Understanding Corporate Inversion
Corporate inversion sounds like an exercise practiced in the company gym, but in fact, it is a financial term than is used to describe the process of purchasing a company in a foreign country to access that company’s favorable tax status. The “inversion” aspect can occur when a larger company buys out a smaller firm and changes its headquarters to the country of the smaller firm. Generally, in a corporate inversion, one company purchases a smaller company in a country that has a lower corporate tax rate. Although the practice isn’t currently illegal, many people feel that corporate inversion smacks of a lack of patriotism, at best, and a slick method of tax evasion, at worst.
History of Corporate Inversion
The practice of corporate inversion has gone on for at least thirty years. It is believed that McDermott was the first company to engage in the practice, announcing it would become a part of a Panamanian corporation. It subsequently re-incorporated in Panama and moved its headquarters there, allowing the company to avoid paying U.S. taxes. Since that time, the number of U.S. companies that chose to implement the practice has steadily increased. As many as 76 companies have employed corporate inversion since 1983, and 19 companies have announced their intentions to re-incorporate overseas since January 2013 alone. This exodus of American companies to foreign countries has prompted the U.S. Treasury and U.S. Congress to consider revising the laws governing corporations to limit the practice.
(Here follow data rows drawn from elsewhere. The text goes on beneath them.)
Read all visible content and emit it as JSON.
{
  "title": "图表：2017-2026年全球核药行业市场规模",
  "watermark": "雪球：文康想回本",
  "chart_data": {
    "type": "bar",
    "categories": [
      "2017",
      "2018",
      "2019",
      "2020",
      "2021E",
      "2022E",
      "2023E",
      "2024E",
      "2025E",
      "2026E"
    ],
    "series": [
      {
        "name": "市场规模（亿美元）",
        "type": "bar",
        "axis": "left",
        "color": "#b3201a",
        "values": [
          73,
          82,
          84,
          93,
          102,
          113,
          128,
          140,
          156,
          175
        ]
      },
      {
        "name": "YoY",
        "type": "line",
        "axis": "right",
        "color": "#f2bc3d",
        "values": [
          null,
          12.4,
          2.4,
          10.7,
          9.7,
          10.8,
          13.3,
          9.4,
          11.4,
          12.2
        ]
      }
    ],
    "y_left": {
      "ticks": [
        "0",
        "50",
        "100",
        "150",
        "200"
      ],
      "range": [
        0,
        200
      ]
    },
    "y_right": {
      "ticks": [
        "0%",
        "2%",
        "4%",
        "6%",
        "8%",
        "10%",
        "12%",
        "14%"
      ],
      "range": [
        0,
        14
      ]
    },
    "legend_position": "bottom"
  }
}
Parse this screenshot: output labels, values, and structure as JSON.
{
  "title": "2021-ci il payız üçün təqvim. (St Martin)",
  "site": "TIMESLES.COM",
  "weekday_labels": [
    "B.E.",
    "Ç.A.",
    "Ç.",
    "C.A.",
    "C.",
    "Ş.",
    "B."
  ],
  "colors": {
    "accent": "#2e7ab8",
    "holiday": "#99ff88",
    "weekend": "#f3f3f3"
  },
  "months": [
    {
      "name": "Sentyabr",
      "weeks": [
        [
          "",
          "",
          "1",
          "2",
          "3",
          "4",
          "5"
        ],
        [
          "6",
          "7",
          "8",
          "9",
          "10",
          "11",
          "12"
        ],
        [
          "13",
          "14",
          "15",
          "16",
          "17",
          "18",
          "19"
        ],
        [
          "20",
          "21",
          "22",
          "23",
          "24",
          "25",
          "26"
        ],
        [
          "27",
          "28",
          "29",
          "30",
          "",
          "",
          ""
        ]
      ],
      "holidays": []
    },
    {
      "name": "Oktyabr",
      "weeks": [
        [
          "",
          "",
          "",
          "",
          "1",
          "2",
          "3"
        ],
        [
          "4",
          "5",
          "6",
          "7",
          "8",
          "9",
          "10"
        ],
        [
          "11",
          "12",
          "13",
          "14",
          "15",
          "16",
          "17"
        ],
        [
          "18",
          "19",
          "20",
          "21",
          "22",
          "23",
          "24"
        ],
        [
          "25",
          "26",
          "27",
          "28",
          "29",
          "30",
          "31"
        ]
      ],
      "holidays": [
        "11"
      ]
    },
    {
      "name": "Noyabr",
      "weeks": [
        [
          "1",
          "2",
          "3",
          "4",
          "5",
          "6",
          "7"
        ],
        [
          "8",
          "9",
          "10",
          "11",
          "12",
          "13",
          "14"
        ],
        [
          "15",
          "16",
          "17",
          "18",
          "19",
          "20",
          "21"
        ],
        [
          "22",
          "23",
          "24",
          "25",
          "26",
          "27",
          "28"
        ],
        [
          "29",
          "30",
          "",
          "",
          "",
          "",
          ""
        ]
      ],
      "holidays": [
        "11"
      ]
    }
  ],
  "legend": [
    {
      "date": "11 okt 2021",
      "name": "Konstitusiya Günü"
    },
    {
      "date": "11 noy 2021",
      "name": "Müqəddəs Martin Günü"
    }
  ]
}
Why Corporate Inversion Is Bad
As a result of these companies changing their incorporation to other countries, less tax is collected, increasing the burden on other U.S. taxpayers. Meanwhile, these corporations reap the benefits of lower taxes and higher returns on investment. The Congressional Joint Committee on Taxation estimates that these inversions would have brought in an estimated $19.5 billion to the U.S. Treasury over the next decade. In addition, tax experts note that the corporate inversion process itself causes a taxable event that could affect shareholders. Even holders of mutual funds that include stock from the company could take a sizeable tax hit. These problems have prompted the U.S. Treasury to begin looking into corporate inversions.
The Crackdown on Corporate Inversions
In September of 2014, the U.S. Treasury, in cooperation with the Internal Revenue Service, announced steps targeting the practice of corporate inversion. They hope to eliminate the specific techniques that allow companies to make the inversions, as well as diminish the ability to avoid taxes by doing the inversion. They intend to strengthen the requirement that former owners of the U.S. company own less than 80 percent of the new, combined entity. These actions will make inversion less financially lucrative.
In his budget for 2015, President Obama included a legislative plan to help curtail the practice of corporate inversion and make such inversions much more difficult to accomplish. Recent efforts by the Democrats in Congress have initiated legislation to stop the practice, but it is unclear whether Republicans will support such legislation.